C’est lors du quatrième voyage d’instruction au 2° que je découvre le nom
de Pythagore. Maître à penser qui marquera l’Occident du Vème siècle
avant JC mais aussi savant et philosophe, vocations qui s’harmonisaient
en lui, se tempérant entre elles, Pythagore influença en son temps la
maçonnerie opérative puis plus tard pénétra la FM:. spéculative. C’est par
ces quelques mots que le VM:. me présente l’illustre personnage tout en
m’invitant à le découvrir au gré de mes pérégrinations.
Qui fut Pythagore et qu’apporta-t-il à la pensée en son siècle ? Quels
enseignements prodiguaient-ils pour que, de nos jours, son nom soit
encore vivant dans nos mémoires tant dans le domaine de la philosophie
que dans le domaine des sciences mathématiques ? Quels messages nous
transmet-il, pour nous FM:. de la Gldf qui cherchons à devenir les
géomètres du Temple intérieur ?
I – Qui fut Pythagore
A son sujet, il est difficile de démêler la légende de l’histoire. L’on prêtera
à Pythagore des pouvoirs magiques, des facultés extraordinaires, des
miracles qui feront de lui tant un personnage mythique qu’un acteur de
l’histoire de la Grèce.
Pythagore naît sur l’île de Samos vers 580 avant JC. Hasard de l’Histoire ou plan du GADLU - il vécu en même temps que Lao-Tseu et Confucius en
Chine, Bouddha en Inde, Zoroastre en Perse. Le mythe prête à Pythagore
une âme voyageuse, réincarnations successives de simples pécheurs, de
fils de Dieux grecs, de devins.
Jeune, il reçoit l’enseignement en Grèce comme en Crête des plus grands
Maîtres du siècle (il apprendra notamment l’Iliade et l’Odyssée par cœur).

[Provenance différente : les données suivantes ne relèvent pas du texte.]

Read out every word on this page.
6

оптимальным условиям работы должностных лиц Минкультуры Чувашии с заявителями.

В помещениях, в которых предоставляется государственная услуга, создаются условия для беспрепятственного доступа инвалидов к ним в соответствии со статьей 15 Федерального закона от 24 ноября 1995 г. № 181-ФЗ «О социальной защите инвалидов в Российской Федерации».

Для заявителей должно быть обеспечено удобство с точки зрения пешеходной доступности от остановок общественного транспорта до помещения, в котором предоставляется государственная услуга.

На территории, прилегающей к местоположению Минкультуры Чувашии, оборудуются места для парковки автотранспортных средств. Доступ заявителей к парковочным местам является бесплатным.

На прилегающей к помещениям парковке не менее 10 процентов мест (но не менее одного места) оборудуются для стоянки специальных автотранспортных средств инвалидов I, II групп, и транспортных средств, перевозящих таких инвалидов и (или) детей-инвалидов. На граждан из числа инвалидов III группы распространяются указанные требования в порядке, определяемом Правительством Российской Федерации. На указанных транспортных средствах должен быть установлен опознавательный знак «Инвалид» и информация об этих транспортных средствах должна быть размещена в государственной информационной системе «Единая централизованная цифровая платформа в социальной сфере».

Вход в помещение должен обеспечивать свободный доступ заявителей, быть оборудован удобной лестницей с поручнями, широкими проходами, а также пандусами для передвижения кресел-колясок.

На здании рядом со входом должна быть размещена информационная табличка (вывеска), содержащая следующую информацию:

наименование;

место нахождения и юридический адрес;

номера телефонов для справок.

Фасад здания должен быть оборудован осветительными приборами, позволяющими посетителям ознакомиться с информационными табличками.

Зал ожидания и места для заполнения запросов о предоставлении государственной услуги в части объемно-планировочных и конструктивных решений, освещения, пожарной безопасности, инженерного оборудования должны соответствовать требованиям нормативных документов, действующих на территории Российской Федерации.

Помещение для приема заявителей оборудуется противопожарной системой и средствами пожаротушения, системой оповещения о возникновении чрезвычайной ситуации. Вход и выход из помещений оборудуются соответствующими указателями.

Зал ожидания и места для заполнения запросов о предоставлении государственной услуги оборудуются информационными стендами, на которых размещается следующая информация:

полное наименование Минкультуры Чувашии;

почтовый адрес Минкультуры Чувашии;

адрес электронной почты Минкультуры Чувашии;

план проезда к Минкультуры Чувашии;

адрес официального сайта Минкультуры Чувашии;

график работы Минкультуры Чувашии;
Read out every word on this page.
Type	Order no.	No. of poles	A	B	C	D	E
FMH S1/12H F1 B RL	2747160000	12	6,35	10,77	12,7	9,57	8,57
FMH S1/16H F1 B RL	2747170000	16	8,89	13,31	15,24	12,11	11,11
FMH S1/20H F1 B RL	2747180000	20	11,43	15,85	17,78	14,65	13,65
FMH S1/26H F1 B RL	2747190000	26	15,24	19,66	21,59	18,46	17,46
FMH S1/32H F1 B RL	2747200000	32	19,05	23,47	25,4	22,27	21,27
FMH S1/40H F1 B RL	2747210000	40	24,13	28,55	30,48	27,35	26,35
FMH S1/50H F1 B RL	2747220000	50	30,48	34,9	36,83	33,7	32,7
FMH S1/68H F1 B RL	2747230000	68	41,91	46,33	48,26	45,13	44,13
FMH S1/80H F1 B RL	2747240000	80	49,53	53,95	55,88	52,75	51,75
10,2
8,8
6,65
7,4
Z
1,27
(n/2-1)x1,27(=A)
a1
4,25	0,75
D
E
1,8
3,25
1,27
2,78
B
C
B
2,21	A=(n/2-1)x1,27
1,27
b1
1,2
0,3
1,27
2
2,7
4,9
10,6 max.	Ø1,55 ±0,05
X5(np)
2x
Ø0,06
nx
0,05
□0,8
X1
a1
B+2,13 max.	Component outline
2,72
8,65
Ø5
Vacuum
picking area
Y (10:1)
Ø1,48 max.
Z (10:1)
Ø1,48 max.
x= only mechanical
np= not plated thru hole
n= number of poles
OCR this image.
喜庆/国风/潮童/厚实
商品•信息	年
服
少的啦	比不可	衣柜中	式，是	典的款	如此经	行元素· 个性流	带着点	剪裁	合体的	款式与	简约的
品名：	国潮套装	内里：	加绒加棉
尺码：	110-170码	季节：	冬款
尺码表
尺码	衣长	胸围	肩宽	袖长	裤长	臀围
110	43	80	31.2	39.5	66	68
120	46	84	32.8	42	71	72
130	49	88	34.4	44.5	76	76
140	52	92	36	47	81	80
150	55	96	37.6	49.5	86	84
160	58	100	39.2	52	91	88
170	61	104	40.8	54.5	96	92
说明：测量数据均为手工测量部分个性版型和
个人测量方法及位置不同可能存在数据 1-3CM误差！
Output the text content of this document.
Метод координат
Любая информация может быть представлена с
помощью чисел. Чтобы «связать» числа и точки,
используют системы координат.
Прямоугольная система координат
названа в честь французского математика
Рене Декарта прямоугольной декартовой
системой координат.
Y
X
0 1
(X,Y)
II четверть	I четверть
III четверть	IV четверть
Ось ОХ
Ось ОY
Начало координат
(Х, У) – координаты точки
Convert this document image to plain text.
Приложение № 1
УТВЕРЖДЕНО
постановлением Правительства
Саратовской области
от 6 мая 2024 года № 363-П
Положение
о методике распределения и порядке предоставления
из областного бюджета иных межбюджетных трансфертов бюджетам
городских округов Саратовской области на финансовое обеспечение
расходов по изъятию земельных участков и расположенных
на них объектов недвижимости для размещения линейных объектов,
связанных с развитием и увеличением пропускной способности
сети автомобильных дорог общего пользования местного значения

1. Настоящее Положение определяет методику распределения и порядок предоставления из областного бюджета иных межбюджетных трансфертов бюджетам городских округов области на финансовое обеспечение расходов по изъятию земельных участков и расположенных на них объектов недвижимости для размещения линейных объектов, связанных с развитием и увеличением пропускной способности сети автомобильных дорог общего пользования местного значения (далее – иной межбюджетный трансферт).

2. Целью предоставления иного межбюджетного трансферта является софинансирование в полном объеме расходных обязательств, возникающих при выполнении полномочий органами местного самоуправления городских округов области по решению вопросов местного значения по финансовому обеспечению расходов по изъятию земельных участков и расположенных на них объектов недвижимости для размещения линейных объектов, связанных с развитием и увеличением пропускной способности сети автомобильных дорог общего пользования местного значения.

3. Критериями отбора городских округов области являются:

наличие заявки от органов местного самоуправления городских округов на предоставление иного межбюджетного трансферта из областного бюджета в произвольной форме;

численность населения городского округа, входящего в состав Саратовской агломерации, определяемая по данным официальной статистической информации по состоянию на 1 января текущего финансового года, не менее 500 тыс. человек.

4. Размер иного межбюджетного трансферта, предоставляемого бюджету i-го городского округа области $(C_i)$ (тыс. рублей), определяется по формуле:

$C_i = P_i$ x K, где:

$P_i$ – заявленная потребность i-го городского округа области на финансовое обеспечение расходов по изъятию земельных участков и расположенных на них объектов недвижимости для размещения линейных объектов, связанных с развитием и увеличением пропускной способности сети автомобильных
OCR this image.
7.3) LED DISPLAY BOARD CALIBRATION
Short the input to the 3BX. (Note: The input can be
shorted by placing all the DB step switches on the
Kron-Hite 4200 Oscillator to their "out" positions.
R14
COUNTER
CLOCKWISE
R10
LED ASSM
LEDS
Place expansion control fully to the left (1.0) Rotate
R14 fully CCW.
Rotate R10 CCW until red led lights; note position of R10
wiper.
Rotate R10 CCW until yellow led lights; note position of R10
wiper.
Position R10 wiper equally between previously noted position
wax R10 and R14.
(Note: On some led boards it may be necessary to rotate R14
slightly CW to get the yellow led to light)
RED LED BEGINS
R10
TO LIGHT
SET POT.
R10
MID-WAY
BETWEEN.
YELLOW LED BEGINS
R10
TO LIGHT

Ces études l’appellent aux voyages : il passe ainsi par la Phénicie, la
Chaldée et l’Egypte. C’est ici et avec le plus grand zèle qu’il visite les
temples et se fait instruire dans les moindres détails sur chaque chose, ne
négligeant nul enseignement de ceux qui étaient réputés à son époque, ni
aucun homme parmi ceux qui étaient connus pour leur sagesse, ni aucun
mystère où qu’ils se tinssent. Il se rend auprès de tous les prêtres
s’instruisant auprès de chacun d’eux. Il passe ainsi 22 ans en Egypte dans
le secret des temples à s’adonner à l’astrologie, à la géométrie. Il étudie
les nombres, la musique et se fait initier à tous les mystères des Dieux. Il
est initié tour à tour à Héliopolis cité sacrée de Râ, à Memphis ville de
Ptah, à Thèbes domaine d’Amon.
A l’age de 56 ans, il rentre en Grèce pour fonder un ordre initiatique –
l’homakoeion - qu’il installera à Crotone. Secte religieuse, philosophique et
scientifique, elle initiera jusqu’à 10 générations de disciples. Dans une
Grèce où fleurissent le commerce, la sensualité et l’esthétique, Pythagore
fait entendre la voix de l’Egypte ancienne et parle Sagesse, Force et
Beauté. Par une initiation authentique, il crée des hommes et des femmes
libres à qui il enseigne l’art de la méditation, la quête de l’harmonie. Il y
prêche la tempérance et le goût de l’étude.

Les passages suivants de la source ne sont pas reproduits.